For 22 years, Robert Krulwich was a science, economics, general assignment and foreign correspondent at ABC and CBS News. Krulwich has been called “the most inventive network reporter in television” by TV Guide. His specialty is explaining complex subjects, science, technology, economics, in a style that is clear, compelling and entertaining. On television he has explored the structure of DNA using a banana; on radio he created an Italian opera, “Ratto Interesso,” to explain how the Federal Reserve regulates interest rates; and he also pioneered the use of new animation on ABC’s Nightline and World News Tonight.
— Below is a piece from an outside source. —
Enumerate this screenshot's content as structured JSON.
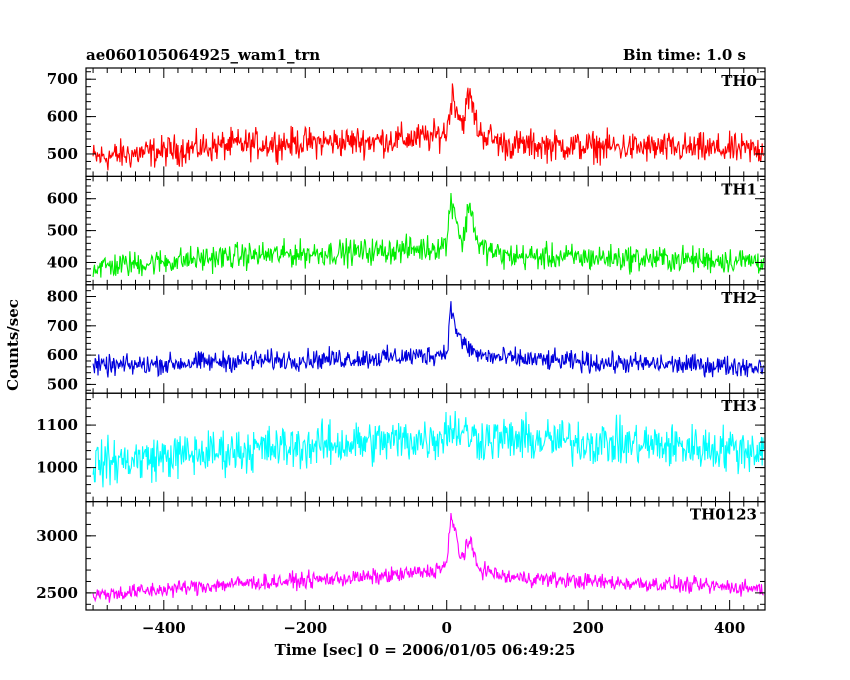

Krulwich won Emmy awards for a cultural history of Barbie, the world-famous doll, and for a Frontline investigation of computers and privacy; a George Polk and an Emmy for a look at the Savings & Loan bailout; and the 2010 Essay Prize from the Iowa Writers’ Workshop. Krulwich also won the AAAS Science Journalism Award for a 2001 NOVA Special, Cracking the Code of Life, The Extraordinary Communicator Award from the National Cancer Institute, and an Alfred I. Dupont-Columbia Award.
Krulwich earned a BA in history from Oberlin College, and a law degree from Columbia University in 1974.